There’s a lot to consider when deciding how often to meet, and we can figure that out together. As a general starting point, many people find that meeting every 1–2 weeks helps to:
- Build the therapeutic relationship
- Create a sense of continuity
- Support meaningful momentum
From there, we can adjust based on what feels supportive for you.
Will I have homework?
This depends on what works best for you.
Some people appreciate having things to reflect on or practice between sessions, while others prefer to keep the work within the session itself.
We can decide this together based on your preferences and what best supports your process.
How long can we work together?
As long as you’d like to.
People come to therapy with different intentions. Some are focused on a specific concern, while others are looking for a space to explore more broadly over time.
Many of the people who work with me are interested in longer-term, depth-oriented work, but there’s no expectation.
I hold an open-door approach, meaning you’re always welcome to return, whether that’s consistently or at different points in your life. I’ll be glad to continue supporting you in your process.
AREAS OF FOCUS
You might recognize yourself in any of these.

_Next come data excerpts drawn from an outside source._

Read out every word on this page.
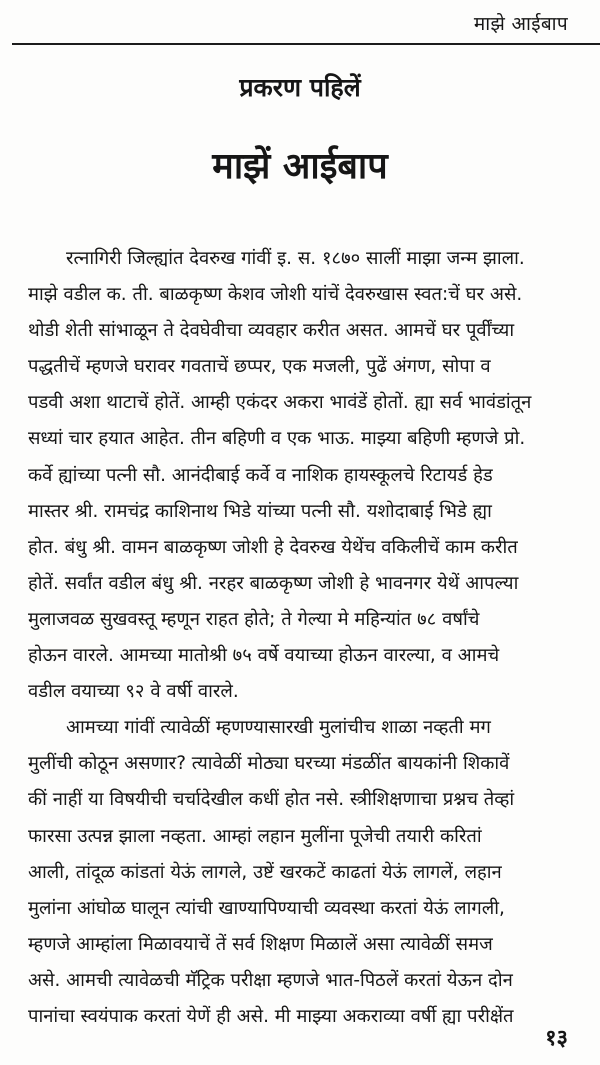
माझे आईबाप
प्रकरण पहिलें
माझें आईबाप
रत्नागिरी जिल्ह्यांत देवरुख गांवीं इ. स. १८७० सालीं माझा जन्म झाला.
माझे वडील क. ती. बाळकृष्ण केशव जोशी यांचें देवरुखास स्वत:चें घर असे.
थोडी शेती सांभाळून ते देवघेवीचा व्यवहार करीत असत. आमचें घर पूर्वींच्या
पद्धतीचें म्हणजे घरावर गवताचें छप्पर, एक मजली, पुढें अंगण, सोपा व
पडवी अशा थाटाचें होतें. आम्ही एकंदर अकरा भावंडें होतों. ह्या सर्व भावंडांतून
सध्यां चार हयात आहेत. तीन बहिणी व एक भाऊ. माझ्या बहिणी म्हणजे प्रो.
कर्वे ह्यांच्या पत्नी सौ. आनंदीबाई कर्वे व नाशिक हायस्कूलचे रिटायर्ड हेड
मास्तर श्री. रामचंद्र काशिनाथ भिडे यांच्या पत्नी सौ. यशोदाबाई भिडे ह्या
होत. बंधु श्री. वामन बाळकृष्ण जोशी हे देवरुख येथेंच वकिलीचें काम करीत
होतें. सर्वांत वडील बंधु श्री. नरहर बाळकृष्ण जोशी हे भावनगर येथें आपल्या
मुलाजवळ सुखवस्तू म्हणून राहत होते; ते गेल्या मे महिन्यांत ७८ वर्षांचे
होऊन वारले. आमच्या मातोश्री ७५ वर्षे वयाच्या होऊन वारल्या, व आमचे
वडील वयाच्या ९२ वे वर्षी वारले.
आमच्या गांवीं त्यावेळीं म्हणण्यासारखी मुलांचीच शाळा नव्हती मग
मुलींची कोठून असणार? त्यावेळीं मोठ्या घरच्या मंडळींत बायकांनी शिकावें
कीं नाहीं या विषयीची चर्चादेखील कधीं होत नसे. स्त्रीशिक्षणाचा प्रश्नच तेव्हां
फारसा उत्पन्न झाला नव्हता. आम्हां लहान मुलींना पूजेची तयारी करितां
आली, तांदूळ कांडतां येऊं लागले, उष्टें खरकटें काढतां येऊं लागलें, लहान
मुलांना आंघोळ घालून त्यांची खाण्यापिण्याची व्यवस्था करतां येऊं लागली,
म्हणजे आम्हांला मिळावयाचें तें सर्व शिक्षण मिळालें असा त्यावेळीं समज
असे. आमची त्यावेळची मॅट्रिक परीक्षा म्हणजे भात-पिठलें करतां येऊन दोन
पानांचा स्वयंपाक करतां येणें ही असे. मी माझ्या अकराव्या वर्षी ह्या परीक्षेंत
१३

These are some of the concerns I work with regularly. If yours isn’t listed, reach out. I’m happy to speak to whether I can be helpful.
Anxiety & Overthinking
Persistent worry, unease, or a mind that won’t quiet, even when circumstances don’t warrant it.
Burnout & Depletion
Feeling emptied out by demands that were once manageable, and struggling to find your way back to yourself.
Life Transitions
Relationship changes, career shifts, identity questions, or loss. Times when the ground beneath you has shifted.
Relationship Difficulties
Conflict, disconnection, patterns that repeat. Wanting closeness but finding something keeps getting in the way.
Feeling Stuck
Functioning well on the outside but feeling quietly unsettled, lost, or like something important is missing.
Self-Understanding
Wanting to understand yourself more deeply. Your patterns, your history, your values, and how you relate to others.
A Note on Starting Therapy
It’s completely normal to feel hesitant about beginning therapy. A common reason people don’t seek support is a sense that they should be able to handle things on their own (Psychology Today).
You might find yourself thinking: “I should be able to figure this out”, “It’s not that bad”, “Other people have it worse.” Or simply: “I’m used to doing this on my own.”
For many people, especially those used to being the one others rely on, this can feel particularly familiar. There’s often a lot of strength in that, in being capable, independent, and able to carry yourself through difficult moments.
At the same time, doing things on your own for a long time can also become exhausting.
Therapy offers a space where you don’t have to carry everything alone.